The master of Windyhough still kept his post; but, as the day wore on, he knew that he was facing disastrous odds. Across his eyes sleep began to weave slim and filmy cobwebs. He brushed them savagely away; but a moment later the hidden enemy was once again at work. It was a warfare as stealthy as this fight between the garrison, sheltered by stout walls, and the besiegers, who could not gauge the strength of those within.
For his health’s sake, the master went the round of the house, found Ben Shackleton frankly asleep at the west window, and Simon Foster nodding, half-befogged with weariness. He roused them—not gently—and the struggle to stir them into watchfulness cleared all the cobwebs from his eyes.
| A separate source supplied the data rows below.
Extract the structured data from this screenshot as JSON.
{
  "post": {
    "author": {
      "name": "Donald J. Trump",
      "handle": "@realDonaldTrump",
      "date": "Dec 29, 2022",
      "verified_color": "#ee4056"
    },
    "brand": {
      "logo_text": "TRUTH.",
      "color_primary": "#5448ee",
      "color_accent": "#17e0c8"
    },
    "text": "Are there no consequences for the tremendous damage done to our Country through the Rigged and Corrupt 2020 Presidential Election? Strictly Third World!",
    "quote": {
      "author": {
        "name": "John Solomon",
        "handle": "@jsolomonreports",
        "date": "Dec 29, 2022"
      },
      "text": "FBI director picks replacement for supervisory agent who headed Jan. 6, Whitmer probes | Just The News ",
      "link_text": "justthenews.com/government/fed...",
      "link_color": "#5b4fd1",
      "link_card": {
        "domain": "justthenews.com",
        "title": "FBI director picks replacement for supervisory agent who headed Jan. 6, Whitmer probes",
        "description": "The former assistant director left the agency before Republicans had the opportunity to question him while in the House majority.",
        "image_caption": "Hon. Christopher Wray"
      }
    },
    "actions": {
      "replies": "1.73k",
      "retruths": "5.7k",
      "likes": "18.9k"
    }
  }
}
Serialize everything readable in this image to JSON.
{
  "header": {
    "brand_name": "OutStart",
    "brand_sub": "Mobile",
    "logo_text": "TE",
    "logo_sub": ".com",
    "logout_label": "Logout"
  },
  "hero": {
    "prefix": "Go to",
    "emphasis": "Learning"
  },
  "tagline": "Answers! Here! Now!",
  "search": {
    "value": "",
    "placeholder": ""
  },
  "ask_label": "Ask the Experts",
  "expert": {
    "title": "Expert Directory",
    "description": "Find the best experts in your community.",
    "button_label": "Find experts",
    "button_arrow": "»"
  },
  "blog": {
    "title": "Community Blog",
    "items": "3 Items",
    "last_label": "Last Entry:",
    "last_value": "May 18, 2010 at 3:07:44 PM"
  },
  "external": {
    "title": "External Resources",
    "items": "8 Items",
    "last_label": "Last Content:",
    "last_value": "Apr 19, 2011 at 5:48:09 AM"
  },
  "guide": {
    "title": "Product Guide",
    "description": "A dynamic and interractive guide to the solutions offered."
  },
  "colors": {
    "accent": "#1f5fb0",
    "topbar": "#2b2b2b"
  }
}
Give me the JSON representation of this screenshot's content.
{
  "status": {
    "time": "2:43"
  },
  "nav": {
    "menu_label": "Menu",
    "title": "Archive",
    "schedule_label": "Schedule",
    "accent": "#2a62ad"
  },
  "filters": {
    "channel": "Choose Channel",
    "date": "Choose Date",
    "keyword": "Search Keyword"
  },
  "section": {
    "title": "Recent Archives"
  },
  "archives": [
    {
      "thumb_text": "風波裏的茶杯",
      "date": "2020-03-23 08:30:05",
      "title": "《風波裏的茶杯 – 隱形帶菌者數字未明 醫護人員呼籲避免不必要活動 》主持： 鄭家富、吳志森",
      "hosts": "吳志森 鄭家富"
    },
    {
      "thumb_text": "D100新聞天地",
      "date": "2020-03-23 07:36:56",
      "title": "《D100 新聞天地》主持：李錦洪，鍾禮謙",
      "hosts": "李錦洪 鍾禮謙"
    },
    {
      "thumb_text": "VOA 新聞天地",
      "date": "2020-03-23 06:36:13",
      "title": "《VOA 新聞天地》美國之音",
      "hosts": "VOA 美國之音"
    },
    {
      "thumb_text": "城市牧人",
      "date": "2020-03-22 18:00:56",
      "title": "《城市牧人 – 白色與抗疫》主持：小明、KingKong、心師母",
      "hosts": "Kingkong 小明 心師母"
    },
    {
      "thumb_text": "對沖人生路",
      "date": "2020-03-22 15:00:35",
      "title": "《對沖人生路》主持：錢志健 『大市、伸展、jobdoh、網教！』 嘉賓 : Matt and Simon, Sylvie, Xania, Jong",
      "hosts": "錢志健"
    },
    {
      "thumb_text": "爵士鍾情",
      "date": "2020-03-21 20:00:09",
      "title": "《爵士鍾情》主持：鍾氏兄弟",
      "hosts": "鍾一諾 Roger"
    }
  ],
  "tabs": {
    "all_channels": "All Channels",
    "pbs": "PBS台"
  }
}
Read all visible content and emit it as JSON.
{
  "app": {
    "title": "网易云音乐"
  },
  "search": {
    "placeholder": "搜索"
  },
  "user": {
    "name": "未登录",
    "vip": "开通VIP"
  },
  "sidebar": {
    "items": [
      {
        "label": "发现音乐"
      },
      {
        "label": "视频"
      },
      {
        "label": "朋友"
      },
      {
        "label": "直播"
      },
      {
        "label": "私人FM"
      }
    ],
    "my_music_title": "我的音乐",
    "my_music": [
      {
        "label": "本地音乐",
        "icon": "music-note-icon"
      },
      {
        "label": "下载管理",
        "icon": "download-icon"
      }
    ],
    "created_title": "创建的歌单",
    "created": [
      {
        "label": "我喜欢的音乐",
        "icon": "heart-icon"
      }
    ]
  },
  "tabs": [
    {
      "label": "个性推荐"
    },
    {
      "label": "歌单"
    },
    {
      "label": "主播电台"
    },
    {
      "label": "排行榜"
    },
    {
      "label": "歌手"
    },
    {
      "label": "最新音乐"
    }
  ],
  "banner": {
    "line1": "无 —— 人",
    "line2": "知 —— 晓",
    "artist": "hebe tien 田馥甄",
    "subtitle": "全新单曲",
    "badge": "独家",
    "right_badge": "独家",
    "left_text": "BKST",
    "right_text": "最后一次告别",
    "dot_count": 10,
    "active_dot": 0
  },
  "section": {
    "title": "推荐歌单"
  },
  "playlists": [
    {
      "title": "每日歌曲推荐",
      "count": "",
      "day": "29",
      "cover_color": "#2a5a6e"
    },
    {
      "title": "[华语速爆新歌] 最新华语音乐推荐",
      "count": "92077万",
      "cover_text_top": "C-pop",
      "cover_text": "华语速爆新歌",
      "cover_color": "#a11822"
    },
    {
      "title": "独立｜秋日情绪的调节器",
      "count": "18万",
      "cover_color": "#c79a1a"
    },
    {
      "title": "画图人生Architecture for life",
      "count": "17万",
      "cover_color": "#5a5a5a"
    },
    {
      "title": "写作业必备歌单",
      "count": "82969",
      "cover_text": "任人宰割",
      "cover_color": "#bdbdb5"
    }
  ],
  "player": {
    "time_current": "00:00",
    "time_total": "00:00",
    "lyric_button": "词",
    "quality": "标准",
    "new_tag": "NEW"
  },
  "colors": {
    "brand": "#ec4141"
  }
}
He went back to his post by way of the north window; and here again he found his sentry fast asleep. Nance was sitting on the chair that Lady Royd had brought her, earlier in the day. Her brown hair was loosened in a cloud, and her face was hidden in her two capable, small hands. She had been a sentry to him—no more, no less, since the fiercest of this siege commanded all his ruggedness and strength; but he had no wish to rouse her now.
The waning light showed him the bowed figure, the tiredness that had conquered her persistent courage. He drew nearer, touched her bowed head with some stifling war of passion against reverence. All the muddled way of his love for her—the love that had not dared, because he doubted his own strength to claim her—was swept aside. At the heart of him—the big, eager heart that had found no room till now—he knew himself a man. With the strength of his manhood he needed her, here in the midst of the siege perilous, needed to tell her of his love.
He moved forward, checked himself, watched the figure that was bent by a vigil too burdensome and long-protracted. And the wildness left him. The faith that had grown with his growing—the faith that had shown signs, a little while ago, of wear and tear—laid a cool, persuasive hand on him. Through the storm and trouble of this love for Nance he saw that she was weak, and wearied-out, and needing sleep. And at such times to the stalwart men a little light, reflected, may be, from the Madonna’s face, shows like a shrouded star about all suffering women.
Rupert was finding the big love, and the lasting, here in the silence that tested faith and courage more than any fury of attack and open peril. He went back to his window. And again sleep tried to spin her cobwebs round his eyes; but her blandishments were idle.